Last updated August 2, 2018 at 10:52 am
Having a common basis could help researchers home in on the biological mechanisms at play.
Some traits always seem to go hand in hand. A towering Dane weighs more than an Indonesian, for instance, because many of the same genes influence both height and weight.
Now, a massive study taking in genomic data from more than 1 million people has shown that the same genetic overlap occurs in certain brain disorders.
The analysis, lead by Verneri Anttila at the Broad Institute of MIT and Harvard, lumped together data from 17 different brain disorders gathered by members of an international collaboration called the Brainstorm Consortium.
Added to this were data from an additional 1.2 million-odd genomes on brain-related attributes such as personality traits and intelligence, as well as non-brain measures including height, weight and coronary artery disease.
While rare gene mutations can cause some brain disorders, such as epilepsy and autism spectrum disorder, multiple common genetic variants can also conspire to increase a person’s disease risk.
This study asked whether the same common variants might be responsible for multiple disorders at once.
The researchers found that psychiatric disorders, such as attention deficit hyperactivity disorder (ADHD), bipolar disorder, major depressive disorder (MDD) and schizophrenia, had considerable genetic overlap.
On the other hand, neurological conditions – disorders marked by observable phenomena such as protein clumps or blood clots, or aberrant electrical activity – such as Alzheimer’s disease, epilepsy and multiple sclerosis were more genetically distinct from one another and from the psychiatric disorders.
Migraine was an exception. Its genetics overlapped with ADHD, MDD and Tourette syndrome.

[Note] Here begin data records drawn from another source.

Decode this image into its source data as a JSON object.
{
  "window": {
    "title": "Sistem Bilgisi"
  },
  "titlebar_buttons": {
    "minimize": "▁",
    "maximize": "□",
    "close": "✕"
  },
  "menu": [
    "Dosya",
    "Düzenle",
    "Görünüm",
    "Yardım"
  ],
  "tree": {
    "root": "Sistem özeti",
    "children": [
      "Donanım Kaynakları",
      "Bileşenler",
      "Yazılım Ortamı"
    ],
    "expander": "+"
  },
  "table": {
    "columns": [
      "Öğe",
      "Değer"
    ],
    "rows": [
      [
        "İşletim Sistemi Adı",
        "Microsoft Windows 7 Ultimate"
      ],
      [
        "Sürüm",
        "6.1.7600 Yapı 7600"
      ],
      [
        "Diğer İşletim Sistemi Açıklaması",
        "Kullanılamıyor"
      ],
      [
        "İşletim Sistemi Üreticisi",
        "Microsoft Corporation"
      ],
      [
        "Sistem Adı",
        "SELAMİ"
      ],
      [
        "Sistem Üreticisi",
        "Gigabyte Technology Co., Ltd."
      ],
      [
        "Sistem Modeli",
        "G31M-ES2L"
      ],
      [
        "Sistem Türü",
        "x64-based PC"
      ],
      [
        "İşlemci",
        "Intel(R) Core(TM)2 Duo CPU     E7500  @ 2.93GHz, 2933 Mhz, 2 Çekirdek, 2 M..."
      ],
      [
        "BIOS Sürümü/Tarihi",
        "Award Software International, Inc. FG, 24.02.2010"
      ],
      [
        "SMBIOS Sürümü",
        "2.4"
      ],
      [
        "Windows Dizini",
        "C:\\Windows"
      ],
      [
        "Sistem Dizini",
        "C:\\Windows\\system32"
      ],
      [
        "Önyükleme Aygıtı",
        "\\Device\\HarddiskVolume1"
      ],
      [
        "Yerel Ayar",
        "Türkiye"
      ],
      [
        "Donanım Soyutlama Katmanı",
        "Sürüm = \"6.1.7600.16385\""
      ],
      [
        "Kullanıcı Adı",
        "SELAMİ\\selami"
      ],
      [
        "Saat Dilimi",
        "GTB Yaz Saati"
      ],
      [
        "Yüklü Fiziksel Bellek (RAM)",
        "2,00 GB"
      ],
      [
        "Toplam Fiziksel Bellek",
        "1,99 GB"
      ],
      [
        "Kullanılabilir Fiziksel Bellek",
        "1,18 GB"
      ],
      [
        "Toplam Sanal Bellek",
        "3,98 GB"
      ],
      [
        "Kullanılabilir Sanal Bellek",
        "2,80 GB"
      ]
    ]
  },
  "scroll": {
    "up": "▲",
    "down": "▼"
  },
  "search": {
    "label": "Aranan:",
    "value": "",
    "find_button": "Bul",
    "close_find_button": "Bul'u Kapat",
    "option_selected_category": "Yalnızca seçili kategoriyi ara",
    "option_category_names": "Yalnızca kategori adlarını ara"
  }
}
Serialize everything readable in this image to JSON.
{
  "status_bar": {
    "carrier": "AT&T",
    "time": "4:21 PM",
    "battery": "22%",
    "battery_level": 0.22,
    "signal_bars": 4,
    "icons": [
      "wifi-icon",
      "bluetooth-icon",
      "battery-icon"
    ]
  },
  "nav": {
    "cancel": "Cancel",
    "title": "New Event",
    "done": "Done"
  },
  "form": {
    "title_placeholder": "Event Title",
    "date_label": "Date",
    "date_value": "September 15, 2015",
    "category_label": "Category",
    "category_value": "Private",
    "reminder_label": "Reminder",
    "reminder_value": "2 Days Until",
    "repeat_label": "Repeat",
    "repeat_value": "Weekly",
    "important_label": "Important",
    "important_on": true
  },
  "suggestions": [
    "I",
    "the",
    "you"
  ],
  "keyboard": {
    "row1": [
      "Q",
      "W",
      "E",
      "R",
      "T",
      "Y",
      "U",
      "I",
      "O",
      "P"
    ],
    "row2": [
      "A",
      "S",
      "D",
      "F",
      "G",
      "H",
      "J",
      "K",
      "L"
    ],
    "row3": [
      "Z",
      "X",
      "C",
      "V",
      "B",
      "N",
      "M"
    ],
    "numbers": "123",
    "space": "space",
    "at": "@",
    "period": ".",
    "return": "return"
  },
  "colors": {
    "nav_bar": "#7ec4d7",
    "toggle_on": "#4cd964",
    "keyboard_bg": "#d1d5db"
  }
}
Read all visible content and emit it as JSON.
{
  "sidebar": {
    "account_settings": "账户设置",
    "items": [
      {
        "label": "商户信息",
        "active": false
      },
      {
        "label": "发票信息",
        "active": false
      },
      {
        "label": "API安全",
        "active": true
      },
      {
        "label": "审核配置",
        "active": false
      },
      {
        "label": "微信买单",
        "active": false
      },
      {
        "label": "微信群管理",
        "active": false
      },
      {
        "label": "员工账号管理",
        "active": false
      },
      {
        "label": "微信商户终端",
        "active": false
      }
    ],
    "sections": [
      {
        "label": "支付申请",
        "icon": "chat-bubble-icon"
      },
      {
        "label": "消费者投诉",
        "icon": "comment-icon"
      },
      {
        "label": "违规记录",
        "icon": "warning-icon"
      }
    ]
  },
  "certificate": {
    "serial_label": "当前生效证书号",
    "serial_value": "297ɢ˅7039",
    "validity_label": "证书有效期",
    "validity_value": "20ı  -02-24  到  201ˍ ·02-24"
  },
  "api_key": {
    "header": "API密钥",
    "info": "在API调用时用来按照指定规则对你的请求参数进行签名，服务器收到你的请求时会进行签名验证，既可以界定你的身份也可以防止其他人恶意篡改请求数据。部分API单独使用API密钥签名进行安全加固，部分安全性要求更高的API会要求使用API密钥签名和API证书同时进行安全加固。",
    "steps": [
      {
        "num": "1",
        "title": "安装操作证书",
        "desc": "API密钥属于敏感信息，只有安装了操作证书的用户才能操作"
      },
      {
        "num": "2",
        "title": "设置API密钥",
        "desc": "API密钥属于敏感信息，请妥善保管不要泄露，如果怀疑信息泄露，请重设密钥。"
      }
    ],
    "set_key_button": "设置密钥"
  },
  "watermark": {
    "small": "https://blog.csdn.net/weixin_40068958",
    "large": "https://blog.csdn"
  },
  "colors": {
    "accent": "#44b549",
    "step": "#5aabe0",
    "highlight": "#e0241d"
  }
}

Meanwhile, the personality trait of neuroticism overlapped with nearly every psychiatric disorder as well as migraine.
The study suggests that in the case of psychiatric disorders, instead of there being a ‘gene for depression’ or a ‘gene for schizophrenia’, it’s likely that a combination of variants from the same genomic neighbourhoods underlie both conditions.
Knowing that two disorders share a common genetic basis could help researchers hone in on the underlying biological mechanisms at play.
It could also force a rethink of whether some disorders, currently classified as distinct conditions in the clinic, are actually more closely related than we realise.